De kinderrechter merkt als belanghebbenden aan:
[de moeder],
hierna te noemen de moeder,
wonende in [woonplaats 1] ,
[stiefvader] ,
hierna te noemen de stiefvader,
wonende in [woonplaats 1] ,
[de vader],
hierna te noemen de vader,
wonende in [woonplaats 2] .

1.Het verloop van de procedure

1.1.
De kinderrechter neemt de volgende stukken mee in haar beoordeling:
  • het verzoekschrift met bijlagen, ontvangen op 30 april 2024;
  • de vier e-mails met bijlagen van de moeder van 14 juni 2024;
  • de e-mail van de stiefvader van 14 juni 2024;
  • de e-mail van de stiefvader van 17 juni 2024.
1.2.
De mondelinge behandeling met gesloten deuren heeft plaatsgevonden op 21 juni 2024. Daarbij waren aanwezig:
- de vader;
- mevrouw [A] namens de GI.
De moeder en de stiefvader zijn wel opgeroepen, maar niet verschenen.
1.3.
De kinderrechter heeft [minderjarige 1] en [minderjarige 2] naar hun mening gevraagd. Zij hebben geen gebruik gemaakt van de mogelijkheid om hun mening te geven.

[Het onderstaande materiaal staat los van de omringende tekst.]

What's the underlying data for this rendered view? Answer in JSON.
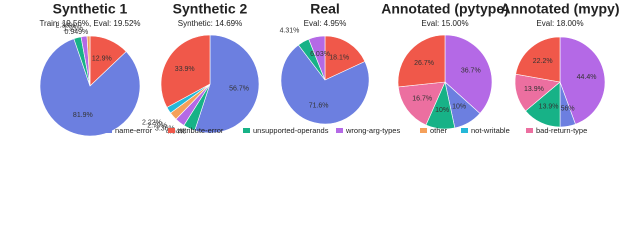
{
  "chart_data": [
    {
      "type": "pie",
      "title": "Synthetic 1",
      "subtitle": "Train: 19.56%, Eval: 19.52%",
      "categories": [
        "attribute-error",
        "name-error",
        "unsupported-operands",
        "wrong-arg-types",
        "other"
      ],
      "values": [
        12.9,
        81.9,
        2.36,
        1.93,
        0.949
      ],
      "value_labels": [
        "12.9%",
        "81.9%",
        "2.36%",
        "1.93%",
        "0.949%"
      ],
      "colors": [
        "#f0584a",
        "#6c7fe0",
        "#17b287",
        "#b469e6",
        "#f5a05a"
      ]
    },
    {
      "type": "pie",
      "title": "Synthetic 2",
      "subtitle": "Synthetic: 14.69%",
      "categories": [
        "name-error",
        "unsupported-operands",
        "wrong-arg-types",
        "other",
        "not-writable",
        "attribute-error"
      ],
      "values": [
        56.7,
        4.04,
        3.36,
        2.79,
        2.22,
        33.9
      ],
      "value_labels": [
        "56.7%",
        "4.04%",
        "3.36%",
        "2.79%",
        "2.22%",
        "33.9%"
      ],
      "colors": [
        "#6c7fe0",
        "#17b287",
        "#b469e6",
        "#f5a05a",
        "#25b8d8",
        "#f0584a"
      ]
    },
    {
      "type": "pie",
      "title": "Real",
      "subtitle": "Eval: 4.95%",
      "categories": [
        "attribute-error",
        "name-error",
        "unsupported-operands",
        "wrong-arg-types"
      ],
      "values": [
        18.1,
        71.6,
        4.31,
        6.03
      ],
      "value_labels": [
        "18.1%",
        "71.6%",
        "4.31%",
        "6.03%"
      ],
      "colors": [
        "#f0584a",
        "#6c7fe0",
        "#17b287",
        "#b469e6"
      ]
    },
    {
      "type": "pie",
      "title": "Annotated (pytype)",
      "subtitle": "Eval: 15.00%",
      "categories": [
        "wrong-arg-types",
        "name-error",
        "unsupported-operands",
        "bad-return-type",
        "attribute-error"
      ],
      "values": [
        36.7,
        10,
        10,
        16.7,
        26.7
      ],
      "value_labels": [
        "36.7%",
        "10%",
        "10%",
        "16.7%",
        "26.7%"
      ],
      "colors": [
        "#b469e6",
        "#6c7fe0",
        "#17b287",
        "#ec6fa0",
        "#f0584a"
      ]
    },
    {
      "type": "pie",
      "title": "Annotated (mypy)",
      "subtitle": "Eval: 18.00%",
      "categories": [
        "wrong-arg-types",
        "name-error",
        "unsupported-operands",
        "bad-return-type",
        "attribute-error"
      ],
      "values": [
        44.4,
        5.56,
        13.9,
        13.9,
        22.2
      ],
      "value_labels": [
        "44.4%",
        "5.56%",
        "13.9%",
        "13.9%",
        "22.2%"
      ],
      "colors": [
        "#b469e6",
        "#6c7fe0",
        "#17b287",
        "#ec6fa0",
        "#f0584a"
      ]
    }
  ],
  "legend": [
    {
      "name": "name-error",
      "color": "#6c7fe0"
    },
    {
      "name": "attribute-error",
      "color": "#f0584a"
    },
    {
      "name": "unsupported-operands",
      "color": "#17b287"
    },
    {
      "name": "wrong-arg-types",
      "color": "#b469e6"
    },
    {
      "name": "other",
      "color": "#f5a05a"
    },
    {
      "name": "not-writable",
      "color": "#25b8d8"
    },
    {
      "name": "bad-return-type",
      "color": "#ec6fa0"
    }
  ]
}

2.Waar de procedure over gaat

2.1.
De vader en de moeder zijn belast met het ouderlijk gezag over [minderjarige 1] en [minderjarige 2] .
2.2.
[minderjarige 1] en [minderjarige 2] wonen bij de moeder en de stiefvader.
2.3.
Bij beschikking van 30 juni 2022 zijn [minderjarige 1] en [minderjarige 2] onder toezicht gesteld van de GI tot 30 juni 2023. Die maatregel is daarna verlengd tot 30 juni 2024.
2.4.
De GI verzoekt de ondertoezichtstelling van [minderjarige 1] en [minderjarige 2] te verlengen voor de duur van een jaar, met uitvoerbaarverklaring bij voorraad.

3.De beoordeling

3.1.
De kinderrechter zal de ondertoezichtstelling van [minderjarige 1] en [minderjarige 2] verlengen voor de duur van een jaar (artikel 1:260, eerste lid, BW). De kinderrechter zal hierna uitleggen waarom zij deze beslissing neemt.
3.2.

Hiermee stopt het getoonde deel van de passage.